The chronic thiazide antihypertensive effect is not exclusively due to a loss of blood volume.
Chronic thiazides definitely reduce TPR, although mechanism may be different for different thiazides.

56
Q

Outline a schemata for heart failure

A

Systolic HF (multiple heart attacks- necrotic core- can’t eject properly)- bi-directional relationship with a reduced CO
Reduced CO leads to (to try and increase BP):
Activation of RAS
SNS activation

Activation of RAS:
Increased production of Ang II which results in vasoconstriction
Increased aldosterone production- Na and water retention

SNS activation:
Vasoconstriction
Renin release (activating RAS)

Noradrenaline, Ang II and aldosterone lead to cardiac remodelling- which worsens the HF

The vasoconstriction and salt and Na retention increase the cardiac filling pressure (more blood reaching the heart, but the heart cannot eject all the blood- so there is a backflow leading to ankle oedema.

57
Q

How does cardiac remodelling worsen the systolic heart failure

A

Causes hypertrophy, apoptosis, oxidative stress, ion channel gene expression, ischaemia, changes in the shape of the heart

58
Q

Describe the use of loop diuretics in HF

A

Loop diuretics –
30% Na+ load

Acute reduction in congestion

Administration of intravenous furosemide to patients with heart failure typically results in a prompt diuretic effect (within 30 minutes) that peaks at 1.5 hours. This effect leads to a decrease in ventricular filling pressures and improvement in symptoms in the majority of patients with heart failure.

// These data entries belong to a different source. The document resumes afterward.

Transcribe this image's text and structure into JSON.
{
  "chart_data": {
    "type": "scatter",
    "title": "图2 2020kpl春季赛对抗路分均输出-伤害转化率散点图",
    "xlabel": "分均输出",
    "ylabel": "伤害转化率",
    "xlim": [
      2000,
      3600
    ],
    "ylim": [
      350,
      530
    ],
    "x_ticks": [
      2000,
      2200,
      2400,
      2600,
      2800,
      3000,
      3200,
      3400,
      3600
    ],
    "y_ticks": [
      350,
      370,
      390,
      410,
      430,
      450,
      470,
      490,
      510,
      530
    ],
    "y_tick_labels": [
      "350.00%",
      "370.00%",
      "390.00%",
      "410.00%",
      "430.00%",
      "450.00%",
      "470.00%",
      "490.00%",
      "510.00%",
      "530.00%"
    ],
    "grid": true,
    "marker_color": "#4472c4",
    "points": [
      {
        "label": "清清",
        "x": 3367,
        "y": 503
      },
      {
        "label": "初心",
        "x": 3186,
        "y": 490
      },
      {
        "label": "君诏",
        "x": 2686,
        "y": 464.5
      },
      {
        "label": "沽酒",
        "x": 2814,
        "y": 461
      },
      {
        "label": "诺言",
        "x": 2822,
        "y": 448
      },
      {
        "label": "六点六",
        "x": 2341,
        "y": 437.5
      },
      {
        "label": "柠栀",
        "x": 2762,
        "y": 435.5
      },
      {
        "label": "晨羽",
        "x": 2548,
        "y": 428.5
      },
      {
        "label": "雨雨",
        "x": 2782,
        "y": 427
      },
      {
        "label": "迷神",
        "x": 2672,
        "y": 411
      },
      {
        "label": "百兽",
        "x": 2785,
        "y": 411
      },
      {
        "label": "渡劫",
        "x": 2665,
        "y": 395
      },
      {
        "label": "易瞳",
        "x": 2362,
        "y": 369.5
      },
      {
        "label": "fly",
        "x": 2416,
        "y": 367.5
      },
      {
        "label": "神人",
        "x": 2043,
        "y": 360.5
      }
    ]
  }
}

However, this will soon activate RAS.

Chronic use associated with resistance

RAS activation

59
Q

How can we overcome the resistance to loop diuretics seen in HF

A

Additional use of potassium sparing diuretics
To further increase Na+ excretion and therefore water loss to give a greater decrease in cardiac filling pressure.

This combination showed a 30% reduction in death compared to placebo.

60
Q

Describe how thiazides can lead to impaired glucose tolerance

A

Impaired glucose tolerance (see Ch. 32), due to inhibition of insulin secretion, is thought to result from activation of KATP channels in pancreatic islet cells

61
Q

What is an important drug interaction to consider with the non-K+ sparing diuretics

A

The effects of hypokalaemia on digoxin.